Баскаков уставился на меня. Не отводя глаз, я стоял навытяжку. Иногда я чувствую свое лицо, особенно когда оно становится глупым. Мне нравится это выражение идиота на своем. Рот приоткрыт, глаза бессмысленны, олигофрен. Он защищает меня, от него не бывает неприятностей. Солдат должен уметь хорошо придуриться. Иосиф Швейк изобрел выход из любого затруднения солдатской жизни — становиться придурком, швейковаться. Понял Баскаков или не понял, это уже роли не играло. Он заверил, что мне мало не будет, если я где-нибудь проговорюсь, обещал глаз с меня не спускать, он ко мне приставит сексотов, он меня достанет, но все это без злости. Глупость чем хороша — ее не стыдишься, не жалеешь, — ах, мог бы ответить лучше, посильнее, поумнее. Стоит достигнуть глупости, и не нужно тянуться, живи себе припеваючи. Среди глупых куда больше счастливых, чем среди умников. Но глупость на меня снисходит нечасто, как вдохновение. Пользоваться глупостью надо с умом, для этого надо иметь много ума.
У начальства выигрывал тот, кто атаковал, кладя людей без счета, кидая в бой всё, что мог, кто требовал еще и еще, кто брал числом, мясом. Сколько было таких мясников среди прославленных наших генералов! Когда-нибудь найдется историк, который перепишет историю Великой Отечественной, прославив тех, кто берег солдатские жизни, продумывая операции, чтобы не подставлять солдата, смекалил, выжидал как ловчее обставить, обойти противника.
Гитарный перебор бился о бревенчатые накаты землянки, разгоняя вонь сохнущих портянок и давно не мытых наших тел. Володя перешел с Вертинского на песни Петра Лещенко, потом на цыганщину. Пел с надрывом, тоской, отдельной от войны, принесенной сюда из той его мирной жизни. Совсем разладилось у него с женой, короткая его футбольная карьера закончилась. Певец? С таким репертуаром? Разве что на домашних вечеринках... А был он талантлив во все стороны. И в богатстве своем щедр, торопился раздать побольше, таскал на себе раненых, мастерил сани, ходил за снарядами, хоть не его это было дело. Военная карьера не занимала его. И сама война тоже. Подобно большинству солдат, он не звался стрелять. Стреляли по приказу, а чтобы охотиться за противником по своей воле, мало кто старался. В обороне день больше, чем в наступлении. Сидя в окопе, можно бы пострелять, война ведь, ан нет, устали. Ссылались на такую причину — не вызывать ответный огонь на себя.
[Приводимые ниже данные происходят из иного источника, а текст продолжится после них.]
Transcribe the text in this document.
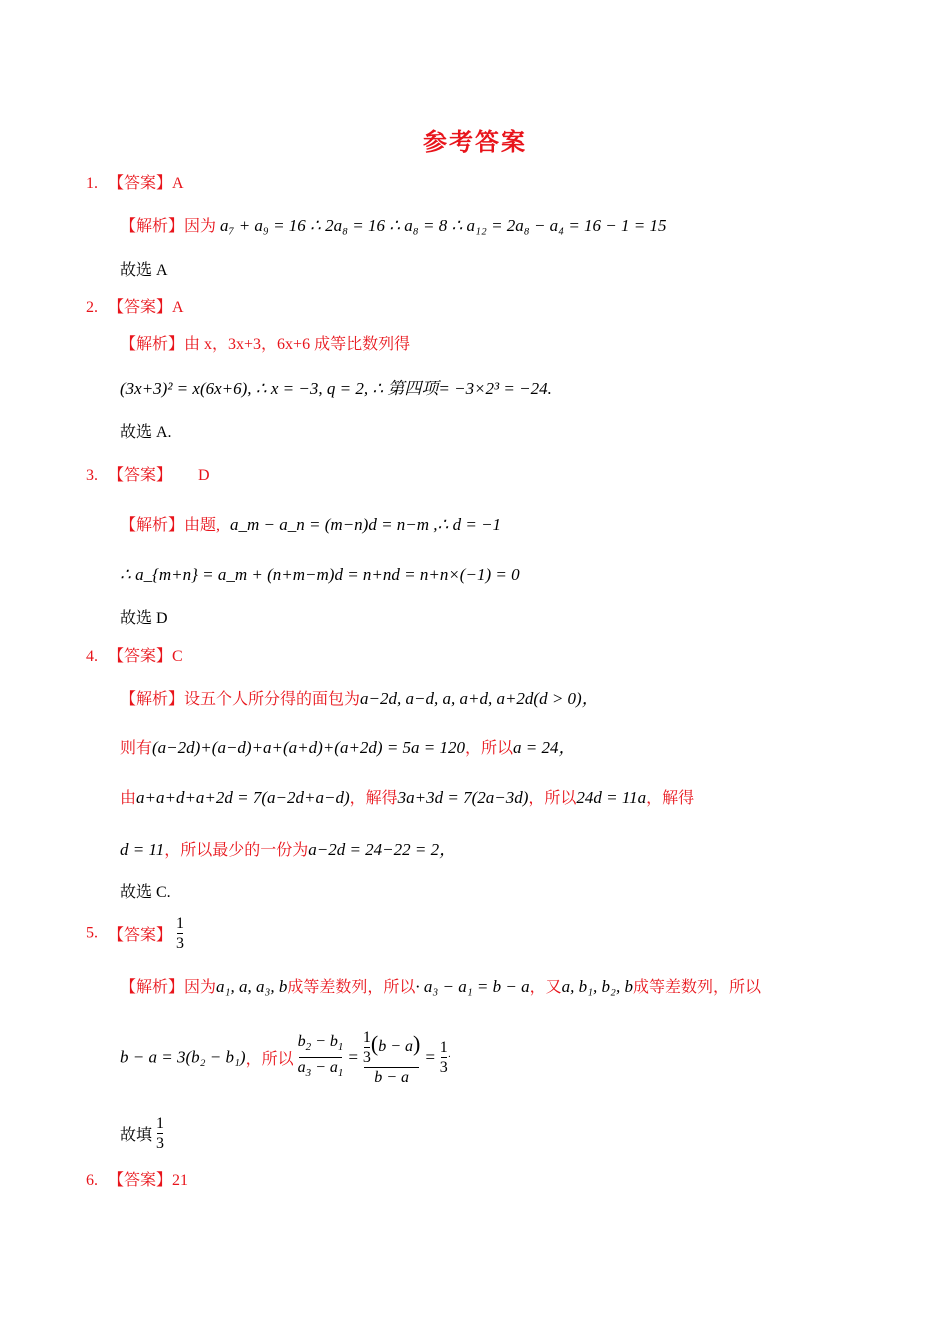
参考答案
1. 【答案】A
【解析】因为 a₇ + a₉ = 16 ∴ 2a₈ = 16 ∴ a₈ = 8 ∴ a₁₂ = 2a₈ − a₄ = 16 − 1 = 15
故选 A
2. 【答案】A
【解析】由 x，3x+3，6x+6 成等比数列得
(3x+3)² = x(6x+6), ∴ x = −3, q = 2, ∴ 第四项= −3×2³ = −24.
故选 A.
3. 【答案】 D
【解析】由题, a_m − a_n = (m−n)d = n−m ,∴ d = −1
∴ a_{m+n} = a_m + (n+m−m)d = n+nd = n+n×(−1) = 0
故选 D
4. 【答案】C
【解析】设五个人所分得的面包为a−2d, a−d, a, a+d, a+2d(d > 0)，
则有(a−2d)+(a−d)+a+(a+d)+(a+2d) = 5a = 120，所以a = 24，
由a+a+d+a+2d = 7(a−2d+a−d)，解得3a+3d = 7(2a−3d)，所以24d = 11a，解得
d = 11，所以最少的一份为a−2d = 24−22 = 2，
故选 C.
5. 【答案】 $\frac{1}{3}$
【解析】因为a₁, a, a₃, b成等差数列，所以· a₃ − a₁ = b − a，又a, b₁, b₂, b成等差数列，所以
b − a = 3(b₂ − b₁)，所以 $\frac{b_2 - b_1}{a_3 - a_1} = \frac{\frac{1}{3} (b - a)}{b - a} = \frac{1}{3}$ ·
故填 $\frac{1}{3}$
6. 【答案】21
Нa самом деле, чего ради стараться, оборона не есть наступление, азарт был у снайперов, эти немцу не давали расслабиться. Для нас же работы и без стрельбы хватало.
Первое из них — поспать... У Володи Лаврентьева работы не счесть. Он лучше коптилку будет мастерить и приспосабливать к веретенному маслу, чем стрелять.
Окопная жизнь имеет распорядок. Завтраки, обеды, дежурства. Война в обороне даёт подобие дома. Свистят пули, осколки — неважно, есть свой уголок, где можно скинуть шинель, телогрейку, снять ремень, а то и сапоги... Д. никак не мог справиться со своей улыбкой от этой спокойной войны.